I have found the secret is to breed lazy goats or goats that are just real posers  haha just kidding. They look cute anyway! So frustraing when you just want to capture that cuteness but can;t get them to sit still.


----------



## Kaneel (Oct 7, 2012)

I believe that some people use their thumb or a bottle as a 'teat' for them to suck on so they stay still for a few seconds, hopefully long enough to take a pic.


----------



## PiccoloGoat (Sep 10, 2008)

Yeah, I can get them to suck on my fingers easy, but I want some nice photos of them doing things like looking cute in the sun, but they're just unphotogenic buttheads! :C


----------



## Trickyroo (Sep 26, 2012)

You need to go special ops ! Try taking pictures when they dont know your there.
This way you can get shots of them being themselves and not wanting 
their momma . 
A good zoom on the camera helps !


----------



## PiccoloGoat (Sep 10, 2008)

Good point Laura, I was using my iPhone camera 

It's times like these I wish I had one of those lovely Canons... *daydreams*


----------



## Trickyroo (Sep 26, 2012)

I use iPhone too ,the zoom isnt too bad , just give it a try 
It can be difficult to get those really good shots ,but with practice , you can get soe pretty great shots . You have to find out how close you can get to them without setting them off looking to jump on you and looking for their baba , lol


----------



## Trickyroo (Sep 26, 2012)

I hear you ! I wish and dream of those beautiful cameras , lol
One day .........


----------



## Axykatt (Feb 1, 2013)

I always wait til they are eating or sleeping. That's why there were no awake pictures until they were old enough to eat grass.


----------



## PiccoloGoat (Sep 10, 2008)

Thomas actually managed to take a photo of the ground by touching my phone with his cute little nose :laugh:


Oh man... it's one of those.. "I can afford it, but do I really want to spend ALL of my money?" situations


----------



## HoosierShadow (Apr 20, 2010)

It's definitely not easy! And then as they get older and want to graze it's even worse, because pics of them munching on grass are kind of boring lol
If they are being active best thing is a camera with zoom, and a fast shutter speed so you can get the action  Of course even then it's hard when they are bouncing around because you have no idea which way they are really going to go lol


----------



## Trickyroo (Sep 26, 2012)

Sometimes you just have to keep taking them , and then when you stop and take a look at them , you will be surprised at what you caught , lol
I just snap away and enjoy looking at all the silly photos , lol
You never know, one of those may be a real keeper


----------



## Trickyroo (Sep 26, 2012)

Dreaming of one of those cameras , wow , are they sweet !
But , maybe one day.....like when we hit the lotto or something , lol
If I would stop buying goats Id be able to buy myself one of those


----------



## PiccoloGoat (Sep 10, 2008)

Stop buying goats?! ARE YOU MAD?!


----------



## J.O.Y. Farm (Jan 10, 2012)

Trickyroo said:


> If I would stop buying goats Id be able to buy myself one of those


Hmm.. Goats.. Or a camera... I'd go with goats!  ROFL!

No, just kidding  I want a nice camera too  and if a photographer comes with it that would be plain awesome!

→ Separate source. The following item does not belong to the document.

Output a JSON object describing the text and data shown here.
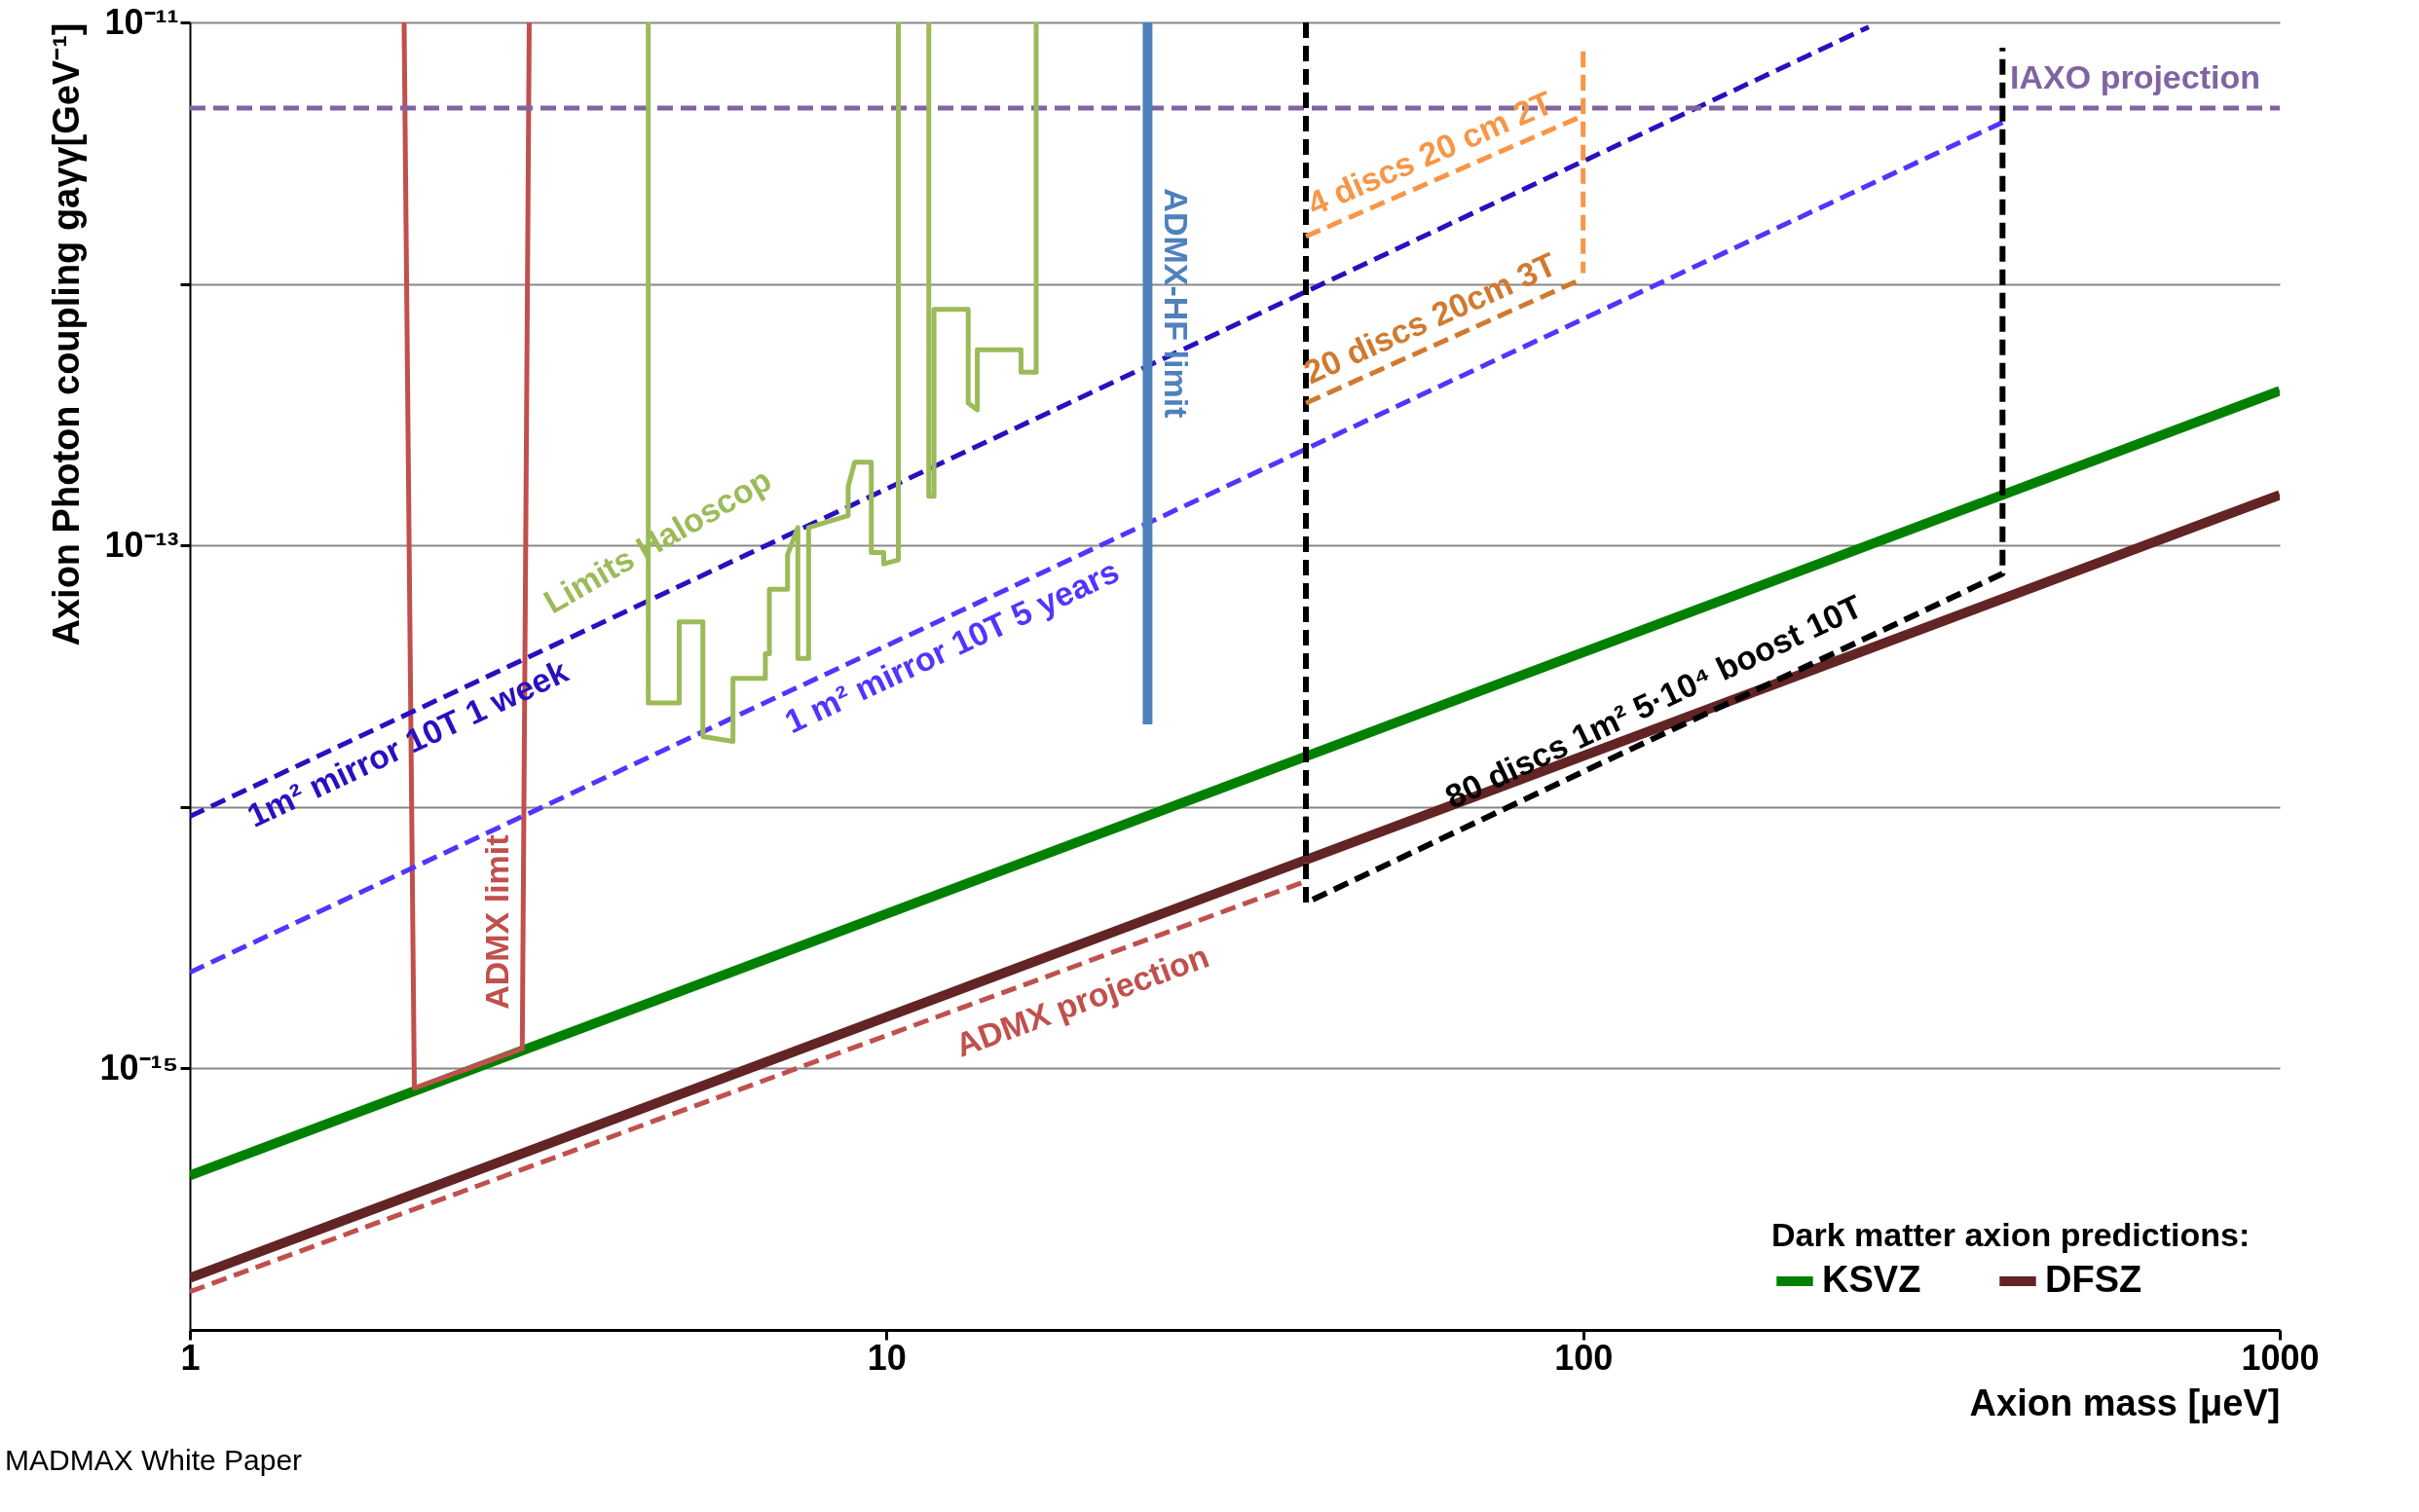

No one likes helping me with nice pics of my goats lol!


----------



## Curious (Feb 6, 2013)

I've noticed that if it's overcast I can't get any decent pictures at all with the iPhone. I was spoiled by my photographer uncle who gave me one of his old Canons for my 15th birthday  Sunny light is best for quick targets! Hahaha. 

P.S. I misspelled birthday about ten times, darn it!!


----------



## Trickyroo (Sep 26, 2012)

PiccoloGoat said:


> Stop buying goats?! ARE YOU MAD?!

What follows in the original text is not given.